Only from what I can tell, that isn’t what has happened. Once the kids were back with her things started to fall apart. First it was little stuff, stuff you could write off to her scattered brain or quirky personality. But then the problems escalated. She lost her job. She’s become more and more difficult to contact. And whenever Thing One’s friends from Boy Scouts go to visit they bring back reports of strange goings-on at the house.
And part of me just wants to scream, “What are you DOING? I know you love these kids. You had a choice and you chose to bend over backwards to prove you could be the right kind of mother and now you’re letting it all fall to pieces. Don’t you understand these kids need stability? Can’t you see that the road your on is eventually going to land you back in jail and them back in foster care again?”

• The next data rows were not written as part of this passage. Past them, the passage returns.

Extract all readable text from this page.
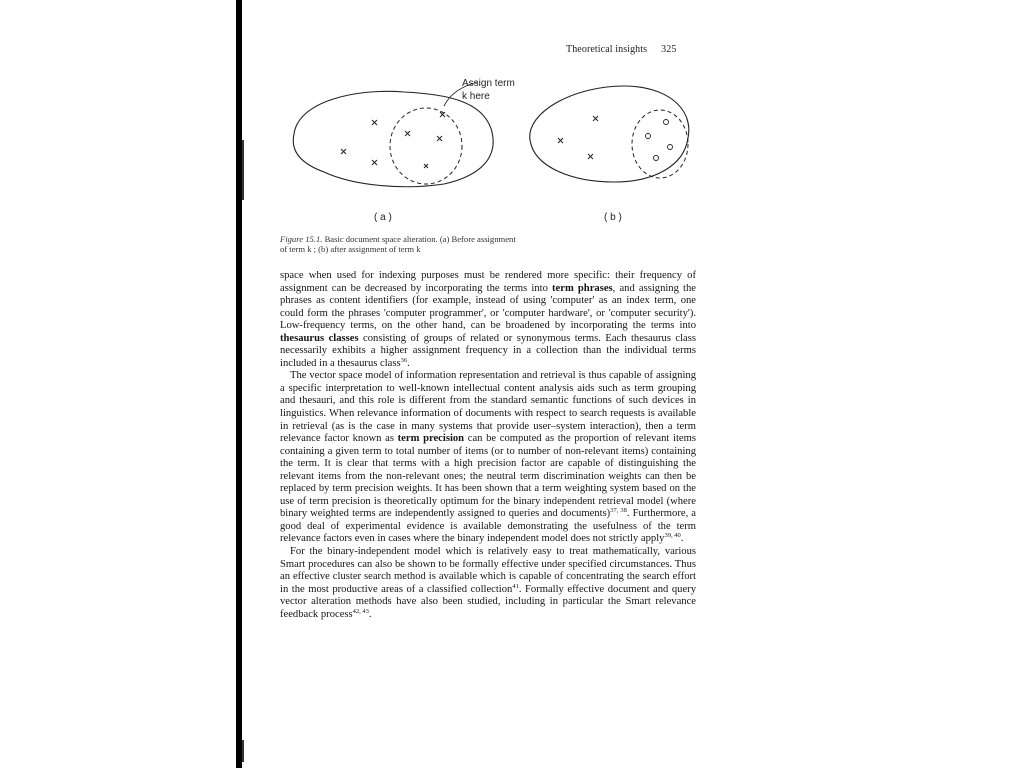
Theoretical insights 325
Assign term
k here
( a )	( b )

Figure 15.1. Basic document space alteration. (a) Before assignment

of term k ; (b) after assignment of term k

space when used for indexing purposes must be rendered more specific: their frequency of assignment can be decreased by incorporating the terms into term phrases, and assigning the phrases as content identifiers (for example, instead of using 'computer' as an index term, one could form the phrases 'computer programmer', or 'computer hardware', or 'computer security'). Low-frequency terms, on the other hand, can be broadened by incorporating the terms into thesaurus classes consisting of groups of related or synonymous terms. Each thesaurus class necessarily exhibits a higher assignment frequency in a collection than the individual terms included in a thesaurus class$^{36}$.

The vector space model of information representation and retrieval is thus capable of assigning a specific interpretation to well-known intellectual content analysis aids such as term grouping and thesauri, and this role is different from the standard semantic functions of such devices in linguistics. When relevance information of documents with respect to search requests is available in retrieval (as is the case in many systems that provide user–system interaction), then a term relevance factor known as term precision can be computed as the proportion of relevant items containing a given term to total number of items (or to number of non-relevant items) containing the term. It is clear that terms with a high precision factor are capable of distinguishing the relevant items from the non-relevant ones; the neutral term discrimination weights can then be replaced by term precision weights. It has been shown that a term weighting system based on the use of term precision is theoretically optimum for the binary independent retrieval model (where binary weighted terms are independently assigned to queries and documents)$^{37, 38}$. Furthermore, a good deal of experimental evidence is available demonstrating the usefulness of the term relevance factors even in cases where the binary independent model does not strictly apply$^{39, 40}$.

For the binary-independent model which is relatively easy to treat mathematically, various Smart procedures can also be shown to be formally effective under specified circumstances. Thus an effective cluster search method is available which is capable of concentrating the search effort in the most productive areas of a classified collection$^{41}$. Formally effective document and query vector alteration methods have also been studied, including in particular the Smart relevance feedback process$^{42, 43}$.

And the thing is, I love these kids too. I wasn’t a perfect foster parent, but I did what I could to give them some semblance of stability. But I’m afraid it wasn’t enough. Nothing I tried to do for them is going to survive in the maelstrom of their mother’s collapse. Instead they’re going to be left to build a life on a foundation of shifting sand, led by the example of a mother who can’t maintain any semblance of consistency, tossed from home to home like unwanted baubles. And how are they supposed to grow up into proper young men with a life like that? HOW?
I’d better stop writing before I start crying. I just had to get some of that off my chest. I don’t know if it matters that I’ve written it down here, that I’ve sent it out into the world, this bundle of my thoughts, flickering and weak like the flame of a candle. But that’s what I do. I write. I share. And every day I face the fear that nothing I do will ever have made any difference at all.